SC - Period Ingredients Master List

Bethany Public Library betpulib at ptdprolog.net
Tue Mar 28 21:05:51 PST 2000


Hi-de-ho there, neighbors! If I may be so bold as to butt in on the
conversation:

Wouldn't it be easier to go to the glossaries of the primary-ish sources we
individuals own and copy the Glossaries, excerpting the bits that don't
apply? It would make life run much more smoothly, it would provide a
resource for those ingredients, and we'd be reasonably certain that the
ingredients would be "period" (how I HATE that expression!).

This could be done rather quickly if one had a flat-bed scanner and a
program that would allow one to import scanned text (and especially if it
could then be sorted into a database). I use, at work, an extremely old
version of a program called Visioneer Paperport that scans and converts to
Microsoft WORD (haven't tried importing to WORKS or ACCESS, but it could
work in theory).

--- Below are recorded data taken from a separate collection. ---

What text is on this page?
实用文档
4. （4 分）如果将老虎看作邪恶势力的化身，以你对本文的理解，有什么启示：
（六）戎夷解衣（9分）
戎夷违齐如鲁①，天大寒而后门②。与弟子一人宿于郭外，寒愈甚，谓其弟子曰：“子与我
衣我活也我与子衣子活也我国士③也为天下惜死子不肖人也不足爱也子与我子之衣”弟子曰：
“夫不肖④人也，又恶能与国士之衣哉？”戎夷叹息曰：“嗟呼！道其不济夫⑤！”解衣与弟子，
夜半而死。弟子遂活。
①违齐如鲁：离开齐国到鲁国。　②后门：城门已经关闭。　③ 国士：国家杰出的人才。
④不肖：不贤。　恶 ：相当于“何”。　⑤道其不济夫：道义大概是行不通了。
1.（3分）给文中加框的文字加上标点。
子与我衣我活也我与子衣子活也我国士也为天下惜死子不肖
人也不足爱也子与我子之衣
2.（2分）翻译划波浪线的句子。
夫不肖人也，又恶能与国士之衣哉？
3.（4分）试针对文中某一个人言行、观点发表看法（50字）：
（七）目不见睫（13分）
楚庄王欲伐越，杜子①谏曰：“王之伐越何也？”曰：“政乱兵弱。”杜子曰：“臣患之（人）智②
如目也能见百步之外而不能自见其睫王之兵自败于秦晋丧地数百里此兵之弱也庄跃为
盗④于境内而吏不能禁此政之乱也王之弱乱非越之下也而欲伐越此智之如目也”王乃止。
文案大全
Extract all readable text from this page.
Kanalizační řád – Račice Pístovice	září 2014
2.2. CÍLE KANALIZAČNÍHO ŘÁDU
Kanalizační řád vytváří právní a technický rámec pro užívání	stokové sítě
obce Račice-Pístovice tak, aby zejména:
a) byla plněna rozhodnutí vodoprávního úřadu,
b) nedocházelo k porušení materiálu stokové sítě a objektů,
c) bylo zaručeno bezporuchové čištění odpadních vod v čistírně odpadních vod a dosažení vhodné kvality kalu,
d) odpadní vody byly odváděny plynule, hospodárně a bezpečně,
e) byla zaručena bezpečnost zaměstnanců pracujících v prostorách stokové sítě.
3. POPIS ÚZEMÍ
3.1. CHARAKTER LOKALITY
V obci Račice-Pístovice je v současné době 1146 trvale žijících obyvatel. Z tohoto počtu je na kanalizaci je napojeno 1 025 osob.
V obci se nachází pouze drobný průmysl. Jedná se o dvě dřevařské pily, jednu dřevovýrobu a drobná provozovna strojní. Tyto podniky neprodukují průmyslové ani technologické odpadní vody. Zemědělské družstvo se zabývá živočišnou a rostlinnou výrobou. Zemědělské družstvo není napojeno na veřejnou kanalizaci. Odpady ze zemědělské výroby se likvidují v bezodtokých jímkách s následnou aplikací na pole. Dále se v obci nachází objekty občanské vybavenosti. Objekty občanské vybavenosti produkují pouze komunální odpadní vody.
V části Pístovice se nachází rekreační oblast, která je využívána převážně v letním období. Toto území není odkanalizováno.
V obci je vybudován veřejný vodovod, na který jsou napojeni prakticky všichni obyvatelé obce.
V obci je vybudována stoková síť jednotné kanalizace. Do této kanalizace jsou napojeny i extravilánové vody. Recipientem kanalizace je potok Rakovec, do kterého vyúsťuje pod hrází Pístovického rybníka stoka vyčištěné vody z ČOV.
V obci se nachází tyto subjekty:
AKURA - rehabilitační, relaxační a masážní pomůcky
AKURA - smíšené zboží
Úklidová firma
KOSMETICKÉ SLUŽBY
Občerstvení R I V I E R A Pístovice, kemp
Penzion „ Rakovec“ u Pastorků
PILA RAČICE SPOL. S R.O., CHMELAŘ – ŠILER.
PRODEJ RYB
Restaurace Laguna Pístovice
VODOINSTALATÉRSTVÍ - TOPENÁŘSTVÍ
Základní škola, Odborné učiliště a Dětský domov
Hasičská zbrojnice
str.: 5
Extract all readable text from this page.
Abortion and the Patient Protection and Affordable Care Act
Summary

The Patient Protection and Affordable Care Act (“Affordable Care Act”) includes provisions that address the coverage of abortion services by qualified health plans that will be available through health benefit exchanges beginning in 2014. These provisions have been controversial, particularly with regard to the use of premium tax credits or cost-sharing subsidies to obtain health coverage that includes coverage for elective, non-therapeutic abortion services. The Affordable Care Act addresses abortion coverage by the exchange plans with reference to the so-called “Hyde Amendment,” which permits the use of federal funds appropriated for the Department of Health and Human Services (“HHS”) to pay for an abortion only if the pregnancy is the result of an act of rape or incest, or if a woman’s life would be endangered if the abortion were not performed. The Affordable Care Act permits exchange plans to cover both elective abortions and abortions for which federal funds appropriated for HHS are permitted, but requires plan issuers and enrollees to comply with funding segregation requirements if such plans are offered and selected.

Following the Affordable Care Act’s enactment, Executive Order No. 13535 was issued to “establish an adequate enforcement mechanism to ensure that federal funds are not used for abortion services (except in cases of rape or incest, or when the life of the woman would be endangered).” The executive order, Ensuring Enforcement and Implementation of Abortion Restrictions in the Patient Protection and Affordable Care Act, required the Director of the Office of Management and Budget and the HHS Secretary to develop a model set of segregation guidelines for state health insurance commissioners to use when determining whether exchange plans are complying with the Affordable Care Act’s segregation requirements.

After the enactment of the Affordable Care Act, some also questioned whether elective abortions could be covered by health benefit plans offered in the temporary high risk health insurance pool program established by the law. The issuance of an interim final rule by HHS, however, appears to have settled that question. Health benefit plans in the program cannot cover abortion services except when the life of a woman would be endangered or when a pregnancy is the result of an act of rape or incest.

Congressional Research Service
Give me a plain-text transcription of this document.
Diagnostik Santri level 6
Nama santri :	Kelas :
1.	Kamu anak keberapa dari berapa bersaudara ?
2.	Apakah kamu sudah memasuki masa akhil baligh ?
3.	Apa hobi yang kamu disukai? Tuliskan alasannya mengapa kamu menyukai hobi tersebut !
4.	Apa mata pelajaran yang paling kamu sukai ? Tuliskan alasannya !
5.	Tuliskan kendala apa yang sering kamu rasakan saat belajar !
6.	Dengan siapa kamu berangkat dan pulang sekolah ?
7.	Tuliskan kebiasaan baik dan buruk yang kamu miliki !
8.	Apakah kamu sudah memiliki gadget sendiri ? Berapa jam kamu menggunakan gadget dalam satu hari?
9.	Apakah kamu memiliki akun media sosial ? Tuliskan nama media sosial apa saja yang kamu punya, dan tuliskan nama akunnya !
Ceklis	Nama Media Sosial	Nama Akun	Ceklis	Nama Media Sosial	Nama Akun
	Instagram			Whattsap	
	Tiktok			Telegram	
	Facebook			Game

I have scanned book text before, and got reasonable
results. It requires a bit of tweaking to get it straight (differing
typefonts produce a few characters the 'puter "thinks" it recognizes as
symbols rather than letters or numbers) , but it's less time-consuming than,
say, typing the whole thing in and hand cross-referencing it.

I AM NOT VOLUNTEERING FOR THE JOB. But it seems that this would be a good,
logical and record-specific way to approach the whole project. It would be
quicker by far, and would cite a reference for further study. After all,
someone has already done the work for you in those sources. Why not utilize
that work? Of course, I make no promises regarding copyright (If His Grace
Cariadoc has an opinion on that, it would be good to hear it before
starting), but I bet if web-readers were referred to the print sources for
the specific recipes, in paper format, the authors would be happy to boost
their sales and allow the use of the references based on the author's
intellectual property. The Project would also have a rather farther-reaching
scope, not just limited to our narrow SCA usage. Other scholars would find
it very useful for archaeological, sociological, and historical research.

Aoife, acting like a librarian---if you do record-management right once
(even if it's a nightmare), you'll never have to do it again!

My good e-buddy Stefan penned the following:

Date: Wed, 29 Mar 2000 01:07:35 -0600
From: Stefan li Rous <stefan at texas.net>
Subject: Re: SC - Period Ingredients Master List

Lady Brighid ni Chiarain said:
> And it came to pass on 28 Mar 00,, that CBlackwill at aol.com wrote:
> > Does anyone know if there is currently a Master list of "period"
> > ingredients we can access to make our jobs a little easier?
>
> Wouldn't such a list would have to be subdivided by time and place?
> Olive oil is "period", for example, but it would not be appropriate for
> cooking a 15th century Anglo-Normal feast.